Let's say my data consists of 25 observations of four features, which are in groups of 2. So we'll call my variables $x_1, x_2, y_1, y_2$. We have a partitioned sample mean vector given by $\begin{bmatrix}\bar{x}\\ \bar{y}\end{bmatrix}$, where $\bar{x} = \begin{bmatrix}\bar{x_1}\\ \bar{x_2}\end{bmatrix}$, $\bar{y} = \begin{bmatrix}\bar{y_1}\\ \bar{y_2}\end{bmatrix}$. We can partition the covariance matrix $S$ by \begin{equation*} S = \begin{bmatrix}S_{xx}&S_{yx}\\S_{xy}&S_{yy}\end{bmatrix} \end{equation*} where $S_{xx}$ is the covariance matrix of just the $x$ variables and $S_{yy}$ is the covariance matrix of just the $y$ variables.

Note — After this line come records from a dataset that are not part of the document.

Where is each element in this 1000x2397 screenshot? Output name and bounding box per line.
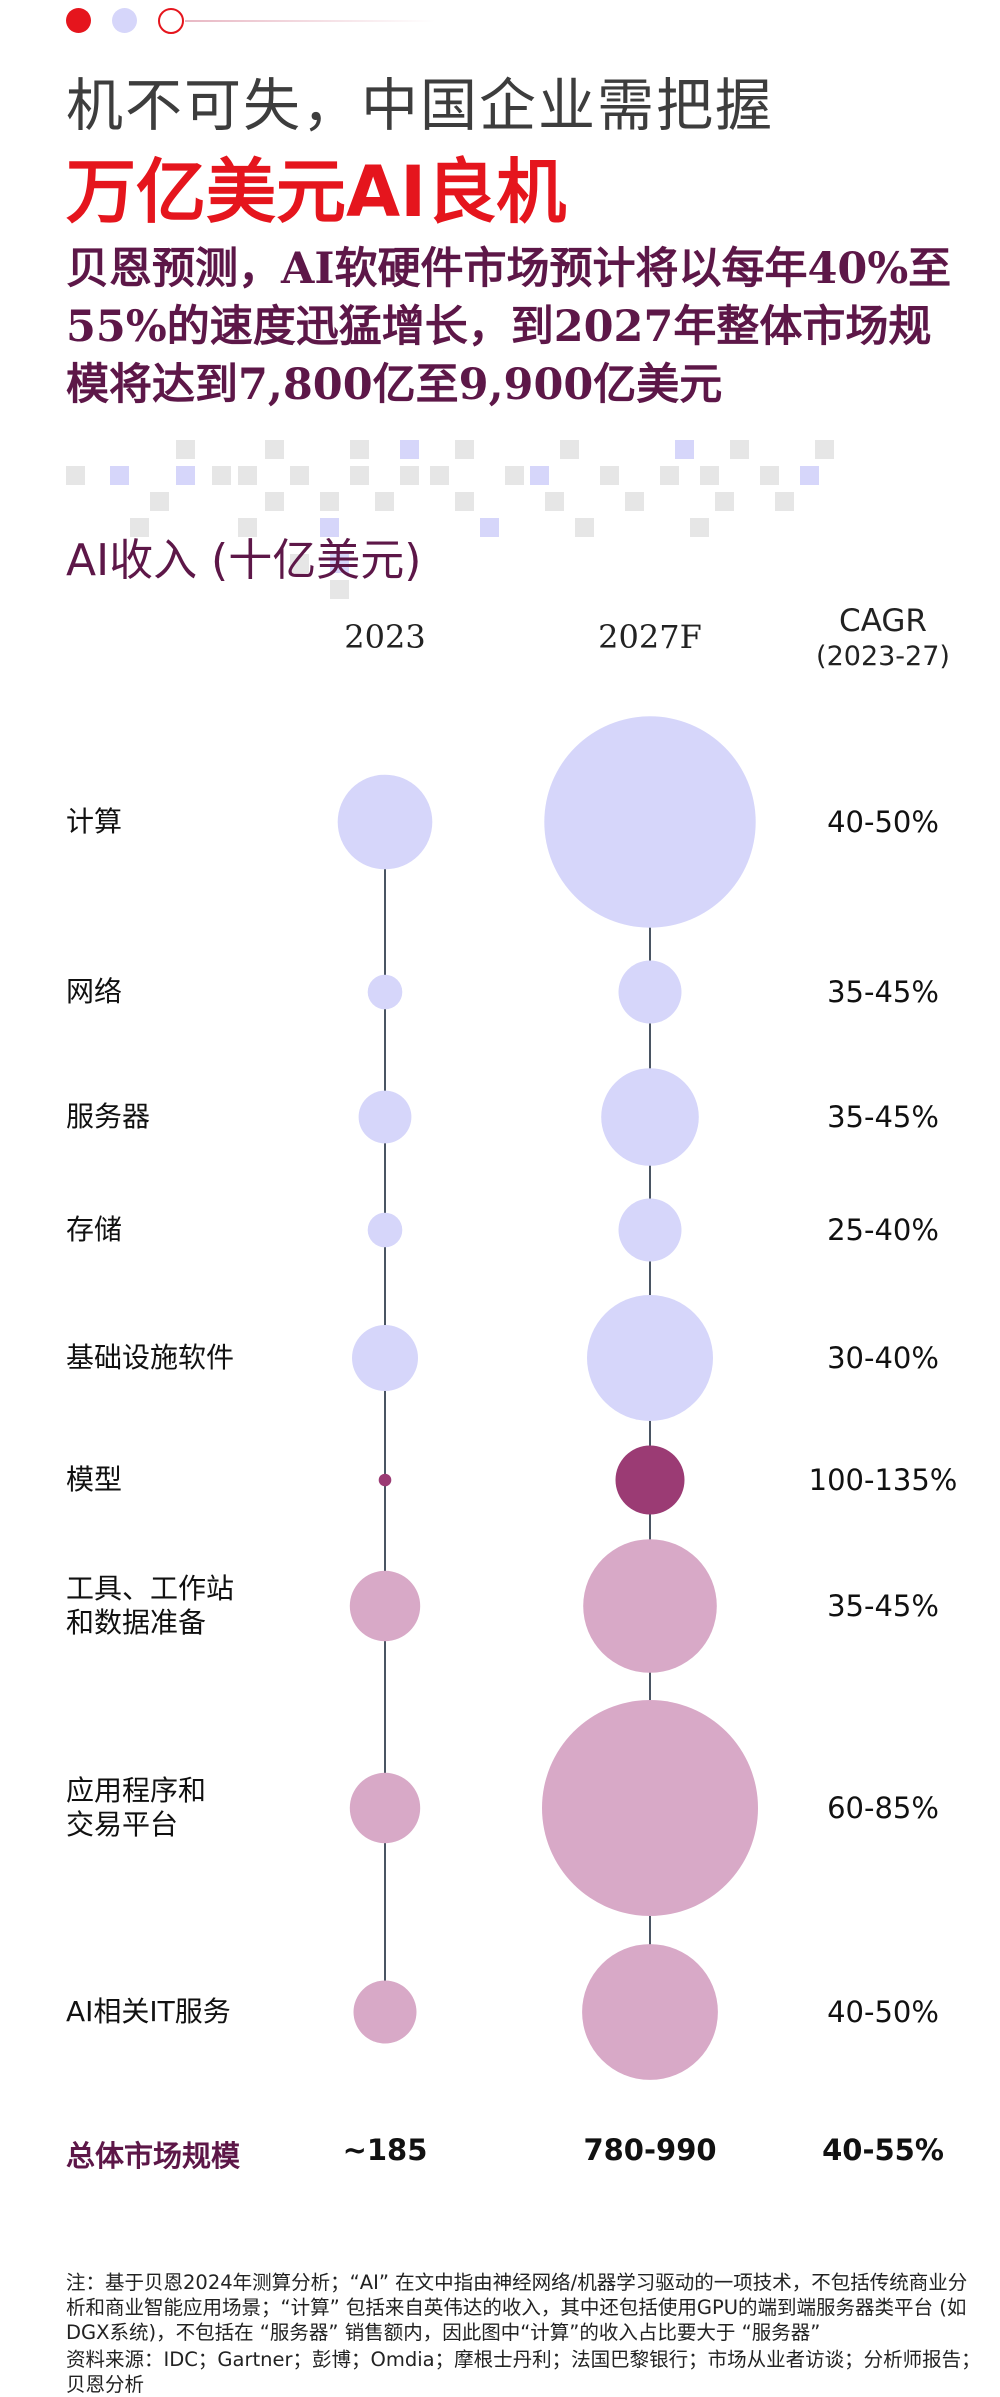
pixel-square xyxy=(430,466,449,485)
pixel-square xyxy=(350,440,369,459)
row-cagr-value: 35-45% xyxy=(827,1589,939,1623)
pixel-square xyxy=(815,440,834,459)
bubble-2027 xyxy=(601,1068,699,1166)
total-cagr-value: 40-55% xyxy=(822,2133,944,2167)
row-label: 服务器 xyxy=(66,1100,151,1133)
pixel-square xyxy=(730,440,749,459)
pixel-square xyxy=(480,518,499,537)
row-cagr-value: 35-45% xyxy=(827,1100,939,1134)
bubble-2027 xyxy=(618,1198,682,1262)
cagr-header-line2: (2023-27) xyxy=(816,641,950,672)
pixel-square xyxy=(330,554,349,573)
total-2027-value: 780-990 xyxy=(583,2133,717,2167)
pixel-square xyxy=(290,466,309,485)
red-dot-icon xyxy=(66,8,91,33)
pixel-square xyxy=(400,440,419,459)
pixel-square xyxy=(775,492,794,511)
bubble-2023 xyxy=(367,974,403,1010)
pixel-square xyxy=(575,518,594,537)
chart-title: AI收入 (十亿美元) xyxy=(66,535,422,586)
row-label: 计算 xyxy=(66,805,123,838)
pixel-square xyxy=(715,492,734,511)
pixel-square xyxy=(675,440,694,459)
pixel-square xyxy=(290,554,309,573)
bubble-2027 xyxy=(615,1445,685,1515)
pixel-square xyxy=(130,518,149,537)
pixel-square xyxy=(560,440,579,459)
pixel-square xyxy=(530,466,549,485)
row-label: 网络 xyxy=(66,975,123,1008)
pixel-square xyxy=(660,466,679,485)
row-label: 工具、工作站 和数据准备 xyxy=(66,1572,235,1639)
bubble-2023 xyxy=(349,1570,421,1642)
bubble-2023 xyxy=(337,774,433,870)
pixel-square xyxy=(110,466,129,485)
column-header-2023: 2023 xyxy=(344,618,426,656)
total-label: 总体市场规模 xyxy=(66,2139,241,2173)
bubble-2023 xyxy=(367,1212,403,1248)
pixel-square xyxy=(150,492,169,511)
row-label: AI相关IT服务 xyxy=(66,1995,231,2028)
row-cagr-value: 40-50% xyxy=(827,1995,939,2029)
pixel-square xyxy=(690,518,709,537)
row-cagr-value: 100-135% xyxy=(808,1463,958,1497)
pixel-square xyxy=(625,492,644,511)
row-cagr-value: 30-40% xyxy=(827,1341,939,1375)
bubble-2023 xyxy=(349,1772,421,1844)
pixel-square xyxy=(760,466,779,485)
row-cagr-value: 60-85% xyxy=(827,1791,939,1825)
pixel-square xyxy=(700,466,719,485)
pixel-square xyxy=(505,466,524,485)
page-subtitle: 贝恩预测，AI软硬件市场预计将以每年40%至55%的速度迅猛增长，到2027年整… xyxy=(66,244,952,410)
row-cagr-value: 40-50% xyxy=(827,805,939,839)
page-title-line1: 机不可失，中国企业需把握 xyxy=(66,73,774,139)
bubble-2027 xyxy=(587,1295,713,1421)
row-label: 基础设施软件 xyxy=(66,1341,235,1374)
outline-dot-icon xyxy=(158,8,184,34)
pixel-square xyxy=(265,440,284,459)
row-label: 存储 xyxy=(66,1213,123,1246)
pixel-square xyxy=(265,492,284,511)
column-header-cagr: CAGR (2023-27) xyxy=(816,604,950,674)
footnote: 注：基于贝恩2024年测算分析；“AI” 在文中指由神经网络/机器学习驱动的一项… xyxy=(66,2270,986,2397)
pixel-square xyxy=(600,466,619,485)
footnote-line: 注：基于贝恩2024年测算分析；“AI” 在文中指由神经网络/机器学习驱动的一项… xyxy=(66,2271,968,2344)
pixel-square xyxy=(455,492,474,511)
pixel-square xyxy=(320,518,339,537)
pixel-square xyxy=(66,466,85,485)
pixel-square xyxy=(330,580,349,599)
pixel-square xyxy=(455,440,474,459)
pixel-square xyxy=(238,466,257,485)
pixel-square xyxy=(400,466,419,485)
row-label: 模型 xyxy=(66,1463,123,1496)
bubble-2027 xyxy=(583,1539,717,1673)
total-2023-value: ~185 xyxy=(342,2133,428,2167)
pixel-square xyxy=(238,518,257,537)
pixel-square xyxy=(800,466,819,485)
bubble-2023 xyxy=(378,1473,392,1487)
lavender-dot-icon xyxy=(112,8,137,33)
pixel-square xyxy=(350,466,369,485)
bubble-2023 xyxy=(358,1090,412,1144)
pixel-square xyxy=(176,466,195,485)
bubble-2027 xyxy=(542,1700,758,1916)
row-label: 应用程序和 交易平台 xyxy=(66,1774,207,1841)
row-cagr-value: 35-45% xyxy=(827,975,939,1009)
pixel-square xyxy=(545,492,564,511)
bubble-2023 xyxy=(353,1980,417,2044)
row-cagr-value: 25-40% xyxy=(827,1213,939,1247)
cagr-header-line1: CAGR xyxy=(839,603,927,639)
bubble-2027 xyxy=(544,716,756,928)
pixel-square xyxy=(212,466,231,485)
pixel-square xyxy=(320,492,339,511)
page-title-line2: 万亿美元AI良机 xyxy=(66,151,567,233)
bubble-2027 xyxy=(582,1944,718,2080)
bubble-2023 xyxy=(352,1325,418,1391)
bubble-2027 xyxy=(618,960,682,1024)
pixel-square xyxy=(375,492,394,511)
decorative-line xyxy=(185,20,435,22)
column-header-2027: 2027F xyxy=(598,618,702,656)
pixel-square xyxy=(176,440,195,459)
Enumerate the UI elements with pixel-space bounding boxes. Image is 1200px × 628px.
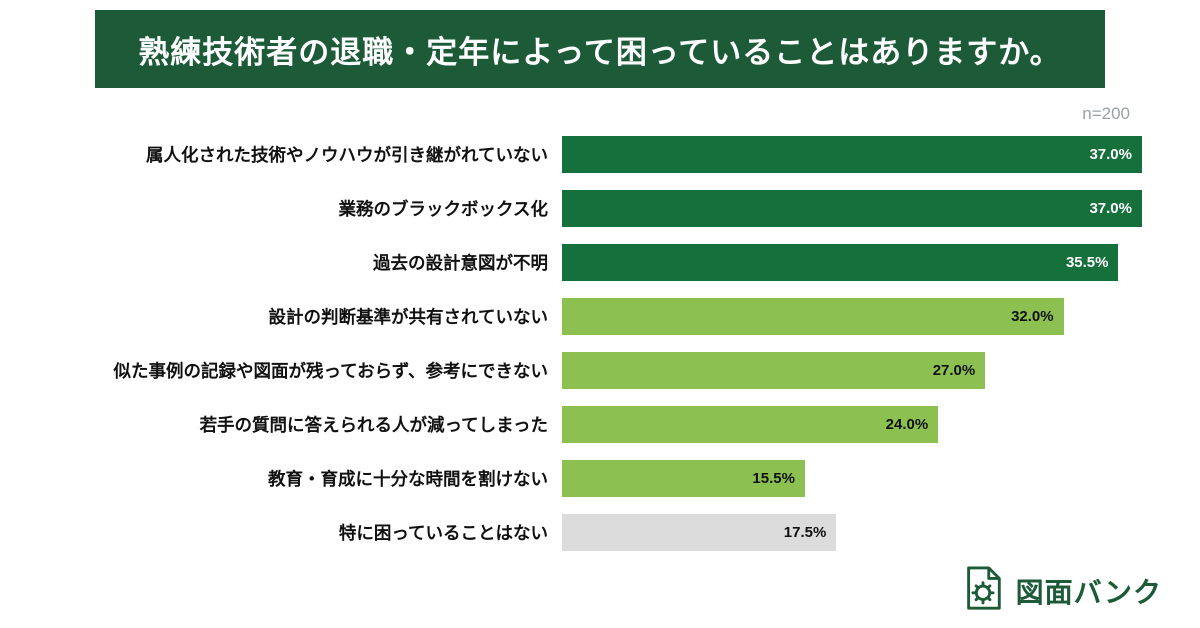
bar-track: 32.0% — [562, 298, 1142, 335]
chart-row: 似た事例の記録や図面が残っておらず、参考にできない 27.0% — [0, 352, 1200, 389]
chart-row: 教育・育成に十分な時間を割けない 15.5% — [0, 460, 1200, 497]
category-label: 特に困っていることはない — [338, 523, 548, 543]
bar-track: 24.0% — [562, 406, 1142, 443]
chart-row: 特に困っていることはない 17.5% — [0, 514, 1200, 551]
bar-value-label: 15.5% — [752, 470, 795, 487]
bar: 35.5% — [562, 244, 1119, 281]
chart-title: 熟練技術者の退職・定年によって困っていることはありますか。 — [138, 34, 1062, 70]
zumen-bank-logo: 図面バンク — [960, 565, 1162, 616]
bar-track: 17.5% — [562, 514, 1142, 551]
chart-row: 過去の設計意図が不明 35.5% — [0, 244, 1200, 281]
bar-chart: 属人化された技術やノウハウが引き継がれていない 37.0% 業務のブラックボック… — [0, 136, 1200, 551]
sample-size-label: n=200 — [1082, 104, 1130, 123]
bar-value-label: 32.0% — [1011, 308, 1054, 325]
bar: 15.5% — [562, 460, 805, 497]
bar-track: 37.0% — [562, 136, 1142, 173]
category-label: 若手の質問に答えられる人が減ってしまった — [199, 415, 548, 435]
chart-row: 若手の質問に答えられる人が減ってしまった 24.0% — [0, 406, 1200, 443]
bar-value-label: 37.0% — [1089, 200, 1132, 217]
category-label: 属人化された技術やノウハウが引き継がれていない — [146, 145, 548, 165]
category-label: 似た事例の記録や図面が残っておらず、参考にできない — [113, 361, 548, 381]
bar-value-label: 37.0% — [1089, 146, 1132, 163]
bar: 32.0% — [562, 298, 1064, 335]
bar-track: 27.0% — [562, 352, 1142, 389]
title-banner: 熟練技術者の退職・定年によって困っていることはありますか。 — [95, 10, 1105, 88]
category-label: 設計の判断基準が共有されていない — [268, 307, 548, 327]
chart-row: 設計の判断基準が共有されていない 32.0% — [0, 298, 1200, 335]
bar: 27.0% — [562, 352, 986, 389]
bar-value-label: 27.0% — [932, 362, 976, 379]
bar-track: 35.5% — [562, 244, 1142, 281]
category-label: 教育・育成に十分な時間を割けない — [268, 469, 548, 489]
category-label: 過去の設計意図が不明 — [373, 253, 548, 273]
bar: 37.0% — [562, 190, 1142, 227]
bar: 24.0% — [562, 406, 939, 443]
logo-text: 図面バンク — [1015, 576, 1162, 608]
chart-row: 業務のブラックボックス化 37.0% — [0, 190, 1200, 227]
chart-rows: 属人化された技術やノウハウが引き継がれていない 37.0% 業務のブラックボック… — [0, 136, 1200, 551]
bar: 17.5% — [562, 514, 837, 551]
bar-value-label: 17.5% — [783, 524, 827, 541]
bar-value-label: 35.5% — [1065, 254, 1109, 271]
document-gear-icon — [960, 565, 1006, 616]
bar-track: 37.0% — [562, 190, 1142, 227]
bar-value-label: 24.0% — [885, 416, 929, 433]
bar-track: 15.5% — [562, 460, 1142, 497]
chart-row: 属人化された技術やノウハウが引き継がれていない 37.0% — [0, 136, 1200, 173]
category-label: 業務のブラックボックス化 — [338, 199, 548, 219]
bar: 37.0% — [562, 136, 1142, 173]
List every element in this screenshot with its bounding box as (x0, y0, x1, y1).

I'm trying to write an R script that will calculate $S_{yx}$ using just the input data. Clearly $S_{yx}$ consists of \begin{equation*} S_{yx} = \begin{bmatrix}Cov(x_1, y_1)&Cov(x_1, y_2)\\Cov(x_2, y_1)&Cov(x_2, y_2)\end{bmatrix} \end{equation*} So if $X$ is the $25 \times 2$ matrix of $x$ data and $Y$ is the $25 \times 2$ matrix of $Y$ data, then my idea for calculating is is like so: \begin{equation*} S_{yx} = \frac{1}{n-1} \big(X^TY - n\bar{x}\bar{y}^T\big) \end{equation*} However, when I type into R:
(1/(n-1)) * ((t(X) %*% Y) - (n * xbar %*% t(ybar)))
I get results which are wildly different from the corresponding results in the full covariance matrix. Is there a problem with my reasoning or my R code?
EDIT: ftp://ftp.wiley.com/public/sci_tech_med/multivariate_analysis_3e/ My input is the "T3_8_SONS.DAT" file in this directory. I don't know if there is a better way to include my input, sorry.